Lahir pada tahun 1962 di Khan Younis, Sinwar sering digambarkan sebagai salah satu pejabat tinggi Hamas yang paling tidak kenal kompromi. Dia ditangkap oleh Israel berulang kali pada awal 1980-an karena keterlibatannya dalam aksi anti-pendudukan di Universitas Islam di Gaza.

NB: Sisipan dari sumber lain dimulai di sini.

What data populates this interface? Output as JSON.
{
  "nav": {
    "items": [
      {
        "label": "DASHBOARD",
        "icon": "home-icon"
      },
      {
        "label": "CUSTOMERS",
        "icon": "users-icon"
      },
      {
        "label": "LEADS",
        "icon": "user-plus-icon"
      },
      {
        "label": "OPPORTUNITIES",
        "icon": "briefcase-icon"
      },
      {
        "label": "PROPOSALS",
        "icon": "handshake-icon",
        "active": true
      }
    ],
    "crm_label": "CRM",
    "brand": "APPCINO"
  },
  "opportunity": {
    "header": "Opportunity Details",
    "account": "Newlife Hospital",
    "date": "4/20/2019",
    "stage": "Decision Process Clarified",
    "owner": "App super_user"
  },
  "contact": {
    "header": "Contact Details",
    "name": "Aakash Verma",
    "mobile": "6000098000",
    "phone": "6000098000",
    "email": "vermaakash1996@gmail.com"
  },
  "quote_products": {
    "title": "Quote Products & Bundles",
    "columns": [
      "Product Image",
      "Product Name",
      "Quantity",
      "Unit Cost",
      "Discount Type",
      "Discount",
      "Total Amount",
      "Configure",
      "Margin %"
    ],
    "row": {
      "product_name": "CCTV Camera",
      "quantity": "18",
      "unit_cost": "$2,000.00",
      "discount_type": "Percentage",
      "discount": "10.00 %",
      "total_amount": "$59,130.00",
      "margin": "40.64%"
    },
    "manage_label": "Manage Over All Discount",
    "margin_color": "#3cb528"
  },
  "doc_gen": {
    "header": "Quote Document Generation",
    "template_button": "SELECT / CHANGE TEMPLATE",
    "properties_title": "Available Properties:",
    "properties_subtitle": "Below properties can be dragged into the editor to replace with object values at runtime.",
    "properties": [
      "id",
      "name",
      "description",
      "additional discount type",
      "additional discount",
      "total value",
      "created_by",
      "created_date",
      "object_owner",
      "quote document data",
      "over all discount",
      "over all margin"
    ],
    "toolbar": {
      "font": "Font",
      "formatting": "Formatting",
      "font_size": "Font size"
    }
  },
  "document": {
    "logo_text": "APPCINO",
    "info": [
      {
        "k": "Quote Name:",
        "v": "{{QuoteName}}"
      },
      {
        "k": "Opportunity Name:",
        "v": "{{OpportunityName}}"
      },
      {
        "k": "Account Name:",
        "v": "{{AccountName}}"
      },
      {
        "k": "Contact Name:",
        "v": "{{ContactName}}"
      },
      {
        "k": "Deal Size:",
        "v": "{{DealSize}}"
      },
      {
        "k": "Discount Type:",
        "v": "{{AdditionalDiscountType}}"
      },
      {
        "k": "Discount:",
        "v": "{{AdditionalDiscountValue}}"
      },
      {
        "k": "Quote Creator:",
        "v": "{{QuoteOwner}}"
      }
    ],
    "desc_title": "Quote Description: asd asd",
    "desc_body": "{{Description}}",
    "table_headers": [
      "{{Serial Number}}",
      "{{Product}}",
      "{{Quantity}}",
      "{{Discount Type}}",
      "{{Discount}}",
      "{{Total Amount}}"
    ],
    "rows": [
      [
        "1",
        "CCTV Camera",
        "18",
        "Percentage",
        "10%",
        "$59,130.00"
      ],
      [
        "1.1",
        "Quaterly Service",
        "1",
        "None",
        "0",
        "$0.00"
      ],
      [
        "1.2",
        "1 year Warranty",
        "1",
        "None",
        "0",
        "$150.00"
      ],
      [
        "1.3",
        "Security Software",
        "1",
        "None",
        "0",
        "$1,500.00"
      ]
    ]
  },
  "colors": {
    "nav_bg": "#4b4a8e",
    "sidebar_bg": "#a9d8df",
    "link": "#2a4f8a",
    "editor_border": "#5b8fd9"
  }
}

Yahya Sinwar, Palestinian leader of Hamas in the Gaza Strip, places his hand over his heart on stage after greeting supporters at a rally of supporters days after a cease-fire was reached in an 11-day war between Gazas Hamas rulers and Israel, Monday, May 24, 2021, in Gaza City, the Gaza Strip. - (AP/John Minchillo)

Setelah lulus, ia membantu membangun jaringan pejuang untuk melakukan perlawanan bersenjata terhadap Israel. Kelompok ini kemudian bermetamorfosis menjadi Brigade Izzuddin al-Qassam, sayap militer Hamas.

Sinwar bergabung dengan Hamas sebagai salah satu pemimpinnya segera setelah kelompok ini didirikan oleh Shekh Ahmad Yasin pada tahun 1987. Tahun berikutnya, ia ditangkap oleh pasukan Israel dan dijatuhi empat hukuman seumur hidup - setara dengan 426 tahun penjara - atas dugaan keterlibatannya dalam penangkapan dan pembunuhan dua tentara Israel dan empat orang yang dicurigai sebagai mata-mata Palestina.

Dia menghabiskan 23 tahun di penjara Israel di mana dia belajar bahasa Ibrani. Dia pun menjadi pakar dalam urusan Israel dan politik dalam negeri. Ia dibebaskan pada 2011 sebagai bagian dari kesepakatan pertukaran tahanan yang membebaskan tentara Israel Gilad Shalit, yang ditangkap oleh Hamas.

Setelah dibebaskan, Sinwar dengan cepat naik kembali ke jajaran Hamas. Pada 2012, ia terpilih menjadi anggota biro politik kelompok tersebut. Sinwar ditugaskan untuk berkoordinasi dengan Brigade Al Qassam.

Dia memainkan peran politik dan militer utama selama serangan tujuh pekan Israel terhadap Gaza pada tahun 2014. Tahun berikutnya, Amerika Serikat mencap Sinwar sebagai "teroris global yang ditunjuk secara khusus".

Pada 2017, Sinwar menjadi pemimpin Hamas di Gaza, menggantikan Haniyeh, yang terpilih sebagai ketua biro politik kelompok tersebut. Tidak seperti Haniyeh, yang telah melakukan perjalanan regional dan menyampaikan pidato selama perang yang terus berlanjut di Gaza, hingga pembunuhannya, Sinwar tetap bungkam sejak 7 Oktober.

 

Pesan Yahya Sinwar saat diwawancara..

 

Dalam sebuah wawancara dengan Vice News pada tahun 2021, Sinwar mengatakan meskipun warga Palestina tidak menginginkan perang karena biayanya yang mahal, mereka tidak akan "mengibarkan bendera putih".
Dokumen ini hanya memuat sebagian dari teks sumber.